Western Sahara was listed by the United Nations as a “non-self governing territory” in 1963. “We’re still on that list,” said Fadel.

The Saharawi people fought a war against Moroccan occupation until 1991, when both parties agreed to a UN-brokered ceasefire and a plan for a referendum on independence. “The only stage that was implemented was the ceasefire, which favored Morocco because the war was costing them a lot,” Fadel told students at a meeting at Auckland University. “We don’t have a referendum 12 years later and we don’t have our country. The UN has been there, monitoring the ceasefire, and spent $600 million, but it has not achieved what it was there to do.”

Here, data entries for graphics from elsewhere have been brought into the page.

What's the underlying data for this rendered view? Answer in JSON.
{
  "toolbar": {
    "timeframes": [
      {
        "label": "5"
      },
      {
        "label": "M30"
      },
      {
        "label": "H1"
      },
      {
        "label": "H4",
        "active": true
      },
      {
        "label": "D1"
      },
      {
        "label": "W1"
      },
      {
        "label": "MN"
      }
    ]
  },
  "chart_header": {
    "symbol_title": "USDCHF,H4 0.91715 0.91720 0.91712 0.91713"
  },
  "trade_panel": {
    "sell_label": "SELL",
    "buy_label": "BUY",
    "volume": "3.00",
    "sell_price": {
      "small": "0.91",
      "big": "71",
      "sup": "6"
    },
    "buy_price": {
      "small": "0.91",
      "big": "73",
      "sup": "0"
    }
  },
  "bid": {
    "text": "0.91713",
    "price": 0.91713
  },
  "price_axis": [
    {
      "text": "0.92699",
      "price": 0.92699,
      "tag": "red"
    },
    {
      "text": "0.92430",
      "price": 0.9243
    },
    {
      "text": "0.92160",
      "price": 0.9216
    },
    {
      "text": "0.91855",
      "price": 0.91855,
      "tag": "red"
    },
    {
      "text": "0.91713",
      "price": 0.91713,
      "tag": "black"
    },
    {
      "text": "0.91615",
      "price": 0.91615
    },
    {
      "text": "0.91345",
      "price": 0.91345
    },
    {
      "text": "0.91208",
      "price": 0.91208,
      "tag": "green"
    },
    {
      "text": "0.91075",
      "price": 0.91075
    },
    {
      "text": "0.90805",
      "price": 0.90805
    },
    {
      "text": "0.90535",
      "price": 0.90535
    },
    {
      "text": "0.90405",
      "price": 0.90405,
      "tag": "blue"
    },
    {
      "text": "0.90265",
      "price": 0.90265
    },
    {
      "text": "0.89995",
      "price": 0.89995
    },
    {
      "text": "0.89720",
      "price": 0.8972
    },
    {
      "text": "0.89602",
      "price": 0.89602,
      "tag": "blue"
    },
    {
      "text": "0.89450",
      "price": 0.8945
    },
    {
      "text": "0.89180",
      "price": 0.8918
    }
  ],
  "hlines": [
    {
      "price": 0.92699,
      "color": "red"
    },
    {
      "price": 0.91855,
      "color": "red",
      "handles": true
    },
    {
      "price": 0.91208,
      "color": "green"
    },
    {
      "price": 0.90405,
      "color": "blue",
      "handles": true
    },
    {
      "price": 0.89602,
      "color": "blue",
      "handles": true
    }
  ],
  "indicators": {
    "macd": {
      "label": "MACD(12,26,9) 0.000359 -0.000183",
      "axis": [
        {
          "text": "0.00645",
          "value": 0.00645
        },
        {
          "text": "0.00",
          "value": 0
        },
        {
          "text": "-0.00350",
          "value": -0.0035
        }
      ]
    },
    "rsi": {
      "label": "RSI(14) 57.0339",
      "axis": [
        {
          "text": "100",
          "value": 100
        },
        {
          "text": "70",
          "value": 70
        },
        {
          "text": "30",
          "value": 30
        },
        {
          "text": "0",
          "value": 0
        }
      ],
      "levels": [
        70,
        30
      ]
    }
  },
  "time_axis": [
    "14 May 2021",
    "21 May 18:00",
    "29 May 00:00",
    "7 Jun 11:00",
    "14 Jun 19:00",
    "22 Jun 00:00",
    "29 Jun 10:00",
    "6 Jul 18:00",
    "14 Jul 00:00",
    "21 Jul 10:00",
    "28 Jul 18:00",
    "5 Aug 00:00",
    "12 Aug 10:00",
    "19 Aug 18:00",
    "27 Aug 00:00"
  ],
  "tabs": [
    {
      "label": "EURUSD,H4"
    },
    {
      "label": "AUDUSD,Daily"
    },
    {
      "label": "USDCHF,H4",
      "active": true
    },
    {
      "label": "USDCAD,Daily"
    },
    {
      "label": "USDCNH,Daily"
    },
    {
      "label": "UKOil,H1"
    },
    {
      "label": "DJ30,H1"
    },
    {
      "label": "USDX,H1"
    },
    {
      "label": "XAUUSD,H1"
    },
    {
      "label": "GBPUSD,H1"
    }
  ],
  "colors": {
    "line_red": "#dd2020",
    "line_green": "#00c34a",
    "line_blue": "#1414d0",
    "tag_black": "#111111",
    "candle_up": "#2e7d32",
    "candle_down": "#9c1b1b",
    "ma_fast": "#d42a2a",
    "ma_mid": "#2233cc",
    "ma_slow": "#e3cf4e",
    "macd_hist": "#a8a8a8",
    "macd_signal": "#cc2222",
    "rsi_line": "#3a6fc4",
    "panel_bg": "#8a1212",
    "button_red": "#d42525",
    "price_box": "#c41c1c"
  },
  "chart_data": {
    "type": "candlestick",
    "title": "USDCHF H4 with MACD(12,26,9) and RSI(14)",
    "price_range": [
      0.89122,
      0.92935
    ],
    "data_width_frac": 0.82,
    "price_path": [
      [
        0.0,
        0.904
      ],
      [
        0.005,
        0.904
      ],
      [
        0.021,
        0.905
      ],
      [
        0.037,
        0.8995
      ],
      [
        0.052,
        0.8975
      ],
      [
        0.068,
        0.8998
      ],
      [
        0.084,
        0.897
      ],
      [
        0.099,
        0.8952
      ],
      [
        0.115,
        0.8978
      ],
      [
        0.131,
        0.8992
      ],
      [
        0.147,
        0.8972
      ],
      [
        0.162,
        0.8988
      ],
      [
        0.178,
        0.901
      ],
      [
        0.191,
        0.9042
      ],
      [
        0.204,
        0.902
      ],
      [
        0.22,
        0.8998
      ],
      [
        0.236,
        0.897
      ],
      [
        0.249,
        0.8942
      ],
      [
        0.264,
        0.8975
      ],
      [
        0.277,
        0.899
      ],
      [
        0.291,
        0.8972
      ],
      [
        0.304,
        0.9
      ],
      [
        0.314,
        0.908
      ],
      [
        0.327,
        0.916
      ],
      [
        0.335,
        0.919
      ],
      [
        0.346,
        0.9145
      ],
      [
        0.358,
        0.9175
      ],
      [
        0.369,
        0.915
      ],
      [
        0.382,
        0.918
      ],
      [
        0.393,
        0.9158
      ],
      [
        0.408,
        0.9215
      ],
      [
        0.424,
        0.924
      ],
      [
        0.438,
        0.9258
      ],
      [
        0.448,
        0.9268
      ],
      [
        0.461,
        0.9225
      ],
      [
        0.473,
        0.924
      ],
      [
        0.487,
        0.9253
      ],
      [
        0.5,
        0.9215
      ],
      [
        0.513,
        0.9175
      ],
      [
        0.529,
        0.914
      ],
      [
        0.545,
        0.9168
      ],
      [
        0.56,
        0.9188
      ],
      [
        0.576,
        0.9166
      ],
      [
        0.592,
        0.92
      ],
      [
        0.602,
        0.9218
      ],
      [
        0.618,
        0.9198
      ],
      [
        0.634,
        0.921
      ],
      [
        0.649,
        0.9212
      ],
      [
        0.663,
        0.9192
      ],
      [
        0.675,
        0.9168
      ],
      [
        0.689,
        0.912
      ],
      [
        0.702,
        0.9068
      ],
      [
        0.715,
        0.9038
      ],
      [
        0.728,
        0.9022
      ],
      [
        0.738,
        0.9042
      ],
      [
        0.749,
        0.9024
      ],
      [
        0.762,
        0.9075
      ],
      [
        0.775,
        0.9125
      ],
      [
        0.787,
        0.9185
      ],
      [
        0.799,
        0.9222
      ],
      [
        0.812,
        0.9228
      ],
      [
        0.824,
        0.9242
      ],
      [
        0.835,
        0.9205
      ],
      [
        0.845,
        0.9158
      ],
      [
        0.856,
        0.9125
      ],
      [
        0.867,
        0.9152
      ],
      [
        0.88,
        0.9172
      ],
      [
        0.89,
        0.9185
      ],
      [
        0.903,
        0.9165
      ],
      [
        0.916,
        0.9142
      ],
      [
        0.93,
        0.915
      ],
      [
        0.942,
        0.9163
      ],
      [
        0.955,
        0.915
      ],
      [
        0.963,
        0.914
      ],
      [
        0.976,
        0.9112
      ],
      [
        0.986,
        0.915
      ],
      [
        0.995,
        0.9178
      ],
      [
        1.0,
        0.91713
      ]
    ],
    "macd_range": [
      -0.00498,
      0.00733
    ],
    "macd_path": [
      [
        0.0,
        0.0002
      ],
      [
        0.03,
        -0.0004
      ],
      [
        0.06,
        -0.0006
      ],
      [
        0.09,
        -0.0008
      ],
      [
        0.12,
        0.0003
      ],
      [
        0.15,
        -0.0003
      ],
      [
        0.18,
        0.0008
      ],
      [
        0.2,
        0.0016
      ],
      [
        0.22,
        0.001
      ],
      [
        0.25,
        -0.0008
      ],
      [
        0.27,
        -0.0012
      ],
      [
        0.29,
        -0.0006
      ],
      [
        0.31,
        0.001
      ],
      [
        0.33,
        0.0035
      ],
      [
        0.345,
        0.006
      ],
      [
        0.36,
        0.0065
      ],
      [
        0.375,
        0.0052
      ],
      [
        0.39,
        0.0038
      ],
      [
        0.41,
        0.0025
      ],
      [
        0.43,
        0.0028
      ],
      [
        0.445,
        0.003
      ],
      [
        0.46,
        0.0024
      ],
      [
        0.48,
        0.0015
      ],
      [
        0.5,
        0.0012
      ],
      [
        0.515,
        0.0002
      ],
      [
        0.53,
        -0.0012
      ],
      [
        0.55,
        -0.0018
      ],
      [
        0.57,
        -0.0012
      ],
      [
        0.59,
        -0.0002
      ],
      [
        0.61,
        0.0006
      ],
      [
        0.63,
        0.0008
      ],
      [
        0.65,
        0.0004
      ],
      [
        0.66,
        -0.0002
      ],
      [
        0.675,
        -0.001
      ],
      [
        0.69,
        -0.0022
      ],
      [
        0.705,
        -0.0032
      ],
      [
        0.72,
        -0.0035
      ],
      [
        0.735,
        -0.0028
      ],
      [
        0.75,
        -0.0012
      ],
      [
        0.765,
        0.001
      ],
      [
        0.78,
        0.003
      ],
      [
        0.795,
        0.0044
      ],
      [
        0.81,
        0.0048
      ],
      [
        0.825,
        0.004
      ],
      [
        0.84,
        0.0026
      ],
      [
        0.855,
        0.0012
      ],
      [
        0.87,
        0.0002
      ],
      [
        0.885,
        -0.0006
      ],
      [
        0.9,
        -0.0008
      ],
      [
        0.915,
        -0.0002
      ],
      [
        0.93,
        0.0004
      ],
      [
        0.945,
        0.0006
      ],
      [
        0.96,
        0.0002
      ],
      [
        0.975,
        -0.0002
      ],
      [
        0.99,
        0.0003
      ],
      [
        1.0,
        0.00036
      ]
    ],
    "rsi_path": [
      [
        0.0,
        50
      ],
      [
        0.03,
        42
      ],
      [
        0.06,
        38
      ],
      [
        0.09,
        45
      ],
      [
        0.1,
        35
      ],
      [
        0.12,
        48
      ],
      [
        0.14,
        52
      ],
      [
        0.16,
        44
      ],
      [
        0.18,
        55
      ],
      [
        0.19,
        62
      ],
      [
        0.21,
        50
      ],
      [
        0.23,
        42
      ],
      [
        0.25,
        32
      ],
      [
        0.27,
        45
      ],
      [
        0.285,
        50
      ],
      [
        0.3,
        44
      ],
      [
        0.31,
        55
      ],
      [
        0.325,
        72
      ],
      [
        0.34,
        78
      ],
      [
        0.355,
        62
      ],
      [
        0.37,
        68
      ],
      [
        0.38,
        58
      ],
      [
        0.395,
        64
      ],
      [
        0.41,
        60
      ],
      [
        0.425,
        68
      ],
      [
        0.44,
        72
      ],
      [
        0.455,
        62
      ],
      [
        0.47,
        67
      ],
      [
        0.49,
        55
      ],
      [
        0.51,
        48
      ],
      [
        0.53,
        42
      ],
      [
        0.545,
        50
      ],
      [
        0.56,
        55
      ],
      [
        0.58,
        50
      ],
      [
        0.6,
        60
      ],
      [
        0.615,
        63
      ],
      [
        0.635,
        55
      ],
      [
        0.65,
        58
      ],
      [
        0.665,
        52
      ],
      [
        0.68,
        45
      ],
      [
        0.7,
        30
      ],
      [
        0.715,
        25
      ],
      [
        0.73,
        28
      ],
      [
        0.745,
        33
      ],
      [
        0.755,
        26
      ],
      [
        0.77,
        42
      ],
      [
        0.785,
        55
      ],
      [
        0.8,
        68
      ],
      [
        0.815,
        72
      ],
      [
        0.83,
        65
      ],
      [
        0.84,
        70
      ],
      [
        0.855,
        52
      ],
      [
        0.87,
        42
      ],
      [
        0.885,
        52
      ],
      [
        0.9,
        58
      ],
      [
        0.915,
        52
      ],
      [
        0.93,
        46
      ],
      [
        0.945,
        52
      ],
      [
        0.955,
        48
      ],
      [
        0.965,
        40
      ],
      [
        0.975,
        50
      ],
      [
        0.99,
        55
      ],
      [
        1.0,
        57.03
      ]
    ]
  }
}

Last October the Moroccan government rejected another plan to get the referendum underway. The plan would allow for a four- to five-year period in which the territory would remain under Moroccan rule, but would be granted limited autonomy. The Saharawi people would be resettled in Western Sahara, and a referendum on independence would be held at the end, in which the Moroccan settlers now living in the territory would also be eligible to vote.

“Polisario didn’t like this plan,” Fadel noted. “We rejected it at first, but decided to accept it as a compromise. It’s a gamble but also a challenge to Morocco. We think Morocco can’t trust its own settlers—in five years they may prefer an independent Western Sahara to Morocco, because we’ll show we are a democratic state, we respect human rights and we are not against them, but against the Moroccan state.”

Morocco is ruled by a monarchy, a loyal pillar of imperialist rule in the region. Its occupation of Western Sahara has been backed by the governments of France, Spain, and the United States.

In his meetings, Fadel described the massive 1,500-mile-long sand and rock wall that Morocco has built to keep Polisario out of occupied Western Sahara. The separation wall is fortified with trenches, barbed wire, land mines, and radar, and is guarded by 100,000 troops. There are tremendous efforts of resistance by the Saharawis living in occupied Western Sahara, despite severe repression by the Moroccan authorities, Fadel said, answering a question at the Auckland University meeting. Hundreds of people have disappeared, or have been imprisoned and tortured. Those who have relatives belonging to Polisario, or who are suspected of sympathy with the underground struggle, are a particular target. Saharawi culture and language are suppressed and it is dangerous to even listen to the radio broadcast from the refugee camps. Meanwhile the settlers encouraged to move there pay no taxes, have preference in jobs, and often live in homes vacated by Saharawis who fled the invasion. Despite this situation, Saharawis organize demonstrations, put up posters and the Saharawi flag, and resist in various other ways, Fadel said.

Families separated by the wall have had little contact for 28 years, the Polisario envoy added. But the Internet and mobile phones have made communications easier. A telephone link has recently been established with one of the camps. The United Nations is now also organizing regular planes to carry small groups between the camps and the occupied areas for family visits.

“From our side we’ve been very patient, we’ve compromised many times,” Fadel said, “but patience has its limits. We have to be careful in what we do now and not take a decision that we might regret. Some want to relaunch the war, and there’s a dialogue inside our movement now about this. But we have a government, regular elections, a parliament—a state-in-waiting—what we really need is to return to our country and exercise our right to self-determination.”

Fadel asked those he addressed to consider becoming involved in setting up a group in New Zealand in solidarity with the struggle for independence for Western Sahara.